That’s one of the unusual things about Empiric Core Growth A, a four-star Morningstar fund and Lipper Leader that’s been in existence since November 1995.
The manager, Mark A. Coffelt, 53, is a plain-spoken guy.
His fund is small, at $68 million? “Yes, but we’re out to change that.”
What stocks is he short—is he betting against? He’d rather not say, but they’re in the real-estate and consumer-staples sectors. Starbucks is the type of stock he might short, although he admires the management. Its lofty growth rate, he believes, simply cannot continue. (He isn’t short that stock. “Yet.”)
He’s averse to revealing his shorts—as are other managers I’ve interviewed—because people working at those companies might in the future regard him as having a target on his back.
Something else unusual about the fund: Morningstar classifies it as mid-cap blend, but it seems to be a go-anywhere fund—go anywhere where the “sweet spot” happens to be.
These days, he’s confident, large-cap and mid-cap growth are in the sweet spot, along with foreign stocks; value is in the doghouse. “People are worried, there’s talk of a recession, and they’re looking for more certain earnings.”
His fund has been heavily tilted toward foreign stocks. “Economies overseas are growing faster, and valuations are cheaper than in the S&P 500.” In fact, nine of the fund’s top ten positions recently were ADRs (foreign stocks trading on our exchanges), although there was wiggle room for Dell, AT&T and Novartis. But he’s cut back from 60% in ADRs to maybe 45%.

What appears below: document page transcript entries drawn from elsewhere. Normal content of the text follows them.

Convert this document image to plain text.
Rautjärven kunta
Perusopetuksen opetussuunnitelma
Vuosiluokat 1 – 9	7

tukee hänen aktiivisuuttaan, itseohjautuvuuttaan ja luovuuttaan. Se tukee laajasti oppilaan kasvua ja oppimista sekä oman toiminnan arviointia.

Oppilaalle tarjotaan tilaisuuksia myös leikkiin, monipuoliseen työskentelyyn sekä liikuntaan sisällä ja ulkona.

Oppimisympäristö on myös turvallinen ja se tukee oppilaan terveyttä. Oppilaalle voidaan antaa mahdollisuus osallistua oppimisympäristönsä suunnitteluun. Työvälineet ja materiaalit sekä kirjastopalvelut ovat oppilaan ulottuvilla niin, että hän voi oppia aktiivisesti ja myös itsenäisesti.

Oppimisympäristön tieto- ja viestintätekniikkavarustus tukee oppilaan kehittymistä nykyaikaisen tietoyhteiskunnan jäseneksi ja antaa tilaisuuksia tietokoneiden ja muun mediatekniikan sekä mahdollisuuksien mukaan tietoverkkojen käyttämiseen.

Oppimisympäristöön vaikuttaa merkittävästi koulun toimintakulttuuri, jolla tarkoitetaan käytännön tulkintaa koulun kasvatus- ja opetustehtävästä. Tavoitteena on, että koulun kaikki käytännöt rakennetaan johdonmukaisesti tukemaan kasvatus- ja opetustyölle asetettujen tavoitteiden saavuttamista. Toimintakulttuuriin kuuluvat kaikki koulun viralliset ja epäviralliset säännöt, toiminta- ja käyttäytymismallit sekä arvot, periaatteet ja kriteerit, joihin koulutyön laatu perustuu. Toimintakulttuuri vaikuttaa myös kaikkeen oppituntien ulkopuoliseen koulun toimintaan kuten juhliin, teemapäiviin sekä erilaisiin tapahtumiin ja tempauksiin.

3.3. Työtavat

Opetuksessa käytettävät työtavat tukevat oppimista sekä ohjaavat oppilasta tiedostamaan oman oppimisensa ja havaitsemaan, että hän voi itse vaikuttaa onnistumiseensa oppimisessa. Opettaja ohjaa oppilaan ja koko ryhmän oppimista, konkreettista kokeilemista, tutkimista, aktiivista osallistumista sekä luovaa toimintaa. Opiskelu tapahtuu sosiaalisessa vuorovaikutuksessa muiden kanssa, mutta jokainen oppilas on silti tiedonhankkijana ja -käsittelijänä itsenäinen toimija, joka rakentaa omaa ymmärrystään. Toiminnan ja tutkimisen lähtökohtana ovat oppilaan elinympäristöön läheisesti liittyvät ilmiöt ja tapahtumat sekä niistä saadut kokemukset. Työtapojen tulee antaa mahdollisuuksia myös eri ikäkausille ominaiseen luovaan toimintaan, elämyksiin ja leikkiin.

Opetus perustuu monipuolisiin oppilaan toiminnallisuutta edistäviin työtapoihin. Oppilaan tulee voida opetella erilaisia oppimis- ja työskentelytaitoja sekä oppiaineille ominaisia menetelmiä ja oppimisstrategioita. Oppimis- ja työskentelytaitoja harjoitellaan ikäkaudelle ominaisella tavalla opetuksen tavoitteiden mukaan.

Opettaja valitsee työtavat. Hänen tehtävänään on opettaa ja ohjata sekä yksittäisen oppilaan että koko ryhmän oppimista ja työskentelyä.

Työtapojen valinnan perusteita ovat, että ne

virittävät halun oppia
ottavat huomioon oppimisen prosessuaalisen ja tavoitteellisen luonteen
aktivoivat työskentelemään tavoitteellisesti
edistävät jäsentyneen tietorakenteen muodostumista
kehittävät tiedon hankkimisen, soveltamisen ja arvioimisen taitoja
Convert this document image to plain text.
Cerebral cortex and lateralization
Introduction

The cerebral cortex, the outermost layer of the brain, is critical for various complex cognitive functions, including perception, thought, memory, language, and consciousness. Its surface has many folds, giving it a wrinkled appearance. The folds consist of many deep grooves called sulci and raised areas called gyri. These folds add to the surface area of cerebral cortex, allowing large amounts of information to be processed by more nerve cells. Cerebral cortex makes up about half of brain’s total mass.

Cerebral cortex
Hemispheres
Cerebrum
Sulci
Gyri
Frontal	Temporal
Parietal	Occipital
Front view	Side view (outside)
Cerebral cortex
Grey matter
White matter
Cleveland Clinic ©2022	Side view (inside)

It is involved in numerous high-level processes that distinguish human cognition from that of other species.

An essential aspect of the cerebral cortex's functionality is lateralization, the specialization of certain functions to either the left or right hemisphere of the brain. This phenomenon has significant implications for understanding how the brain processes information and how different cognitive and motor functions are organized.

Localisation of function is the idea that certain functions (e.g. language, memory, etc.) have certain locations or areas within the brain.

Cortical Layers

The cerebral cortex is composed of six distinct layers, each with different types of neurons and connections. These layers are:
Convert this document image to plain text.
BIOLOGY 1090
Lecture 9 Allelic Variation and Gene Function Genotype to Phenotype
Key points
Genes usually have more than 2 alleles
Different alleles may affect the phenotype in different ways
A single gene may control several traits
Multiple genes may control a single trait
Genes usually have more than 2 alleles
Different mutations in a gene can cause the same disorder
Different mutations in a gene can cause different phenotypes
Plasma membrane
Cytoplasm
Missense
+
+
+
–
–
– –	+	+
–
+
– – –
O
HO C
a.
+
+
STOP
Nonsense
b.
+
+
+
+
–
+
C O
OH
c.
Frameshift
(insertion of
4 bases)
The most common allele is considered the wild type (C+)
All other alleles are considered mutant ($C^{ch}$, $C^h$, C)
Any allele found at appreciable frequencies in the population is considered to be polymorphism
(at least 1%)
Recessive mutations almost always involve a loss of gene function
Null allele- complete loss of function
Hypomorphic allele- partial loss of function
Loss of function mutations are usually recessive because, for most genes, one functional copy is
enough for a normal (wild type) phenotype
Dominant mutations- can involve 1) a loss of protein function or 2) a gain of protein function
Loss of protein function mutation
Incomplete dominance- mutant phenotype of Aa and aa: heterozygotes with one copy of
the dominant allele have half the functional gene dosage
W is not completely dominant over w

He’s avoiding consumer discretionary–“Rarely have we owned so little”—because he figures that Americans have learned, painfully, that their houses aren’t piggy banks, and they will start saving more. He’s also light on housing and retail—and on health care.
Where he’s heavy is in energy (“It should continue to be robust”) and in materials. The latter because he figures China and India will continue to grow apace and will need everything from aluminum to fertilizer.
A favorite stock of his, in fact, is Companhia Vale Do Rio Doce (RIO), a big company in Brazil that is into everything from fertilizer to gold. An ADR, it trades on the NYSE.
He also likes Chevron, the integrated oil company, and Acergy, a British company servicing sub-ocean oil wells.
Not that he’s a growth investor. Not long ago, he was into value stocks. But now, he believes, the separation between value and growth is as narrow as it’s been in a long time. That’s why he’s concentrating on growth measures (growth in earnings, return on capital), and not typical value measures (cash flow and book value). And looking for stocks of companies that don’t seem to have problems—such as Proctor & Gamble.
His is a quantitative fund, just focusing on numbers, but Coffelt changes the models readily, looking for better performance with lower risk. Focusing on things other than numbers, he believes, just wastes psychic energy.
He rarely visits companies. The few times he has phoned executives with questions, “I just should have sold on the spot.” He doesn’t want to visit the executives, either, because “Their job is to say that everything out there is okay.” And he doesn’t want to get personally attached to a company’s officers.
What does he think of index funds? “I have no problem with them. But I think you can do better if you have a well-thought-out strategy and you implement it consistently.”
He’s familiar with the writings of Peter Lynch and Warren Buffett—and Ben Graham, whom he quotes as saying that at certain prices every stock is a buy—or a sell.
Has any big fund company tried to buy him out? “Yes, but I have no interest. I want to do this till the day I die. I don’t want to work for anyone. I just do my thing every day, on my own schedule.”
Coffelt has a B.A. in economics from Occidental College in Los Angeles and an MBA from Wharton. He’s a Chartered Financial Analyst.
The fund has high expense ratio (1.62 percent), and a 0.25 percent 12b-1 fee for marketing expenses. It’s managed out of Austin , Texas , and the minimum first investment is $5,000.